Perkembangan kemajuan teknologi yang semakin massif di Indonesia, semakin mempengaruhi berbagai aspek kehidupan. Seperti dalam segi bisnis jual beli misal. Teknologi dalam hal ini digunakan dalam menciptakan dan membangun sebuah produk, maupun untuk strategi marketingnya. Seperti yang diungkapkan oleh Bpk. Liliek Setiawan dalam sesi meeting hari ini di Kantor PT. Sekar Lima Pratama, Senin(15/07/2019)

“Simplicity is the King, yang artinya bagi kaum milenial di era digital seperti ini, seluruh solusi harus selalu ada dalam genggaman, atau end-to-end solution.”, ujarnya.

Banyak orang-orang milenial sekarang yang “wegah ribet” alias tidak mau bertele-tele dan buang-buang waktu. artinya, orang hanya ingin diberi kemudahan dalam berbagai kegiatan sehari-hari. Misal, untuk bayar tagihan maupun keperluan lain, sekarang orang tidak perlu datang ke Bank untuk antri berlama-lama guna mentransfer uang, mereka cukup ke ATM terdekat dan semua pembayaran bisa dilakukan. Malas ke ATM ? bisa dibayarkan melalui Mobile Banking atau aplikasi bank dismartphone masing-masing sesuai bank yang digunakan nasabah. Nah, mudah bukan? berbagai transaksi dapat dilakukan tanpa harus keluar rumah.
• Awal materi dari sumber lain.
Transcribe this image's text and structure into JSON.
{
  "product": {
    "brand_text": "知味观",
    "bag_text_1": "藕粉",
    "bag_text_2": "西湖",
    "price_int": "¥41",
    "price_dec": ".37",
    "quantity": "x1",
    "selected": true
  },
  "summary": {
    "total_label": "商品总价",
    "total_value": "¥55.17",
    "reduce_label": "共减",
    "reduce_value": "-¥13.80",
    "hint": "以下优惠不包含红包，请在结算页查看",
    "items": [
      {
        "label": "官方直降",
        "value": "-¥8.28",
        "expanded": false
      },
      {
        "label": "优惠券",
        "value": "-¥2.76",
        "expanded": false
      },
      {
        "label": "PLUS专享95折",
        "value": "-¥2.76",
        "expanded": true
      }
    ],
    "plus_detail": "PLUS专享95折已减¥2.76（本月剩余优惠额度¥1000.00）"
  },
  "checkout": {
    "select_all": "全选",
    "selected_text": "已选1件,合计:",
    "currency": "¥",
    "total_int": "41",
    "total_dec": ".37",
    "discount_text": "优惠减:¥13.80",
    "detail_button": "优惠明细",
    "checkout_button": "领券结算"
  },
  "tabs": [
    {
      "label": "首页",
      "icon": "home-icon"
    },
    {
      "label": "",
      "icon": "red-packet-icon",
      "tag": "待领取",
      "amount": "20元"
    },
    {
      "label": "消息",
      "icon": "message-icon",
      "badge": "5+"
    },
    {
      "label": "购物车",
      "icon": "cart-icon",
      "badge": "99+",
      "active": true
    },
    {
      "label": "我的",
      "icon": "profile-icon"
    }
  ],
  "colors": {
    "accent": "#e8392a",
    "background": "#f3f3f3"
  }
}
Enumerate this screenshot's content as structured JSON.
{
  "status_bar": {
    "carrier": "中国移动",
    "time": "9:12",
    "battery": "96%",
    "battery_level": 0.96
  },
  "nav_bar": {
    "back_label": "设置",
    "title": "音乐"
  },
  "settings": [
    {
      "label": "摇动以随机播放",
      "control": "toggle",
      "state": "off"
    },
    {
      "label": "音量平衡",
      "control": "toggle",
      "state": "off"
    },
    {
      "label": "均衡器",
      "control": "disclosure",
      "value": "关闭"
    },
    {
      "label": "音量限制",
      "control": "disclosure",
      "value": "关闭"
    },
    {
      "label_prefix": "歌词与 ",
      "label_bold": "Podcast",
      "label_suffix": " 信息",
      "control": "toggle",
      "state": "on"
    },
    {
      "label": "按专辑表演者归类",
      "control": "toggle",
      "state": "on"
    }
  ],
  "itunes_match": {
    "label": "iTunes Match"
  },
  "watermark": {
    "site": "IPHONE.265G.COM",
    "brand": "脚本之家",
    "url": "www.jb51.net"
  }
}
Berbelanja kebutuhan tanpa harus datang ke toko ? Bisa ! Banyak sekali sektor retail khususnya e-commerce yang memberikan pelayanan baik disertai berbagai jaminan keamanan transaksi online. Mereka (penyedia jasa) memberikan pelayanan kepada kita (konsumen) secara simple, dan sangat mudah hingga anak belasan tahun pun dapat menggunakan secara mudah jenis layanan tersebut. Para penyedia jasa selalu berlomba-lomba mencari cara baru dan meng-update apa-apa saja yang dapat memudahkan juga menarik minat pelanggan. Dan Konsumen milenial-lah yang mendapatkan keuntungan untuk bebas menggunakan berbagai layanan dan pelayanan yang disediakan oleh para penyedia jasa. Misalnya seperti Go-Jek, GRAB, SHOPEE, Bukalapak dan masih banyak lagi.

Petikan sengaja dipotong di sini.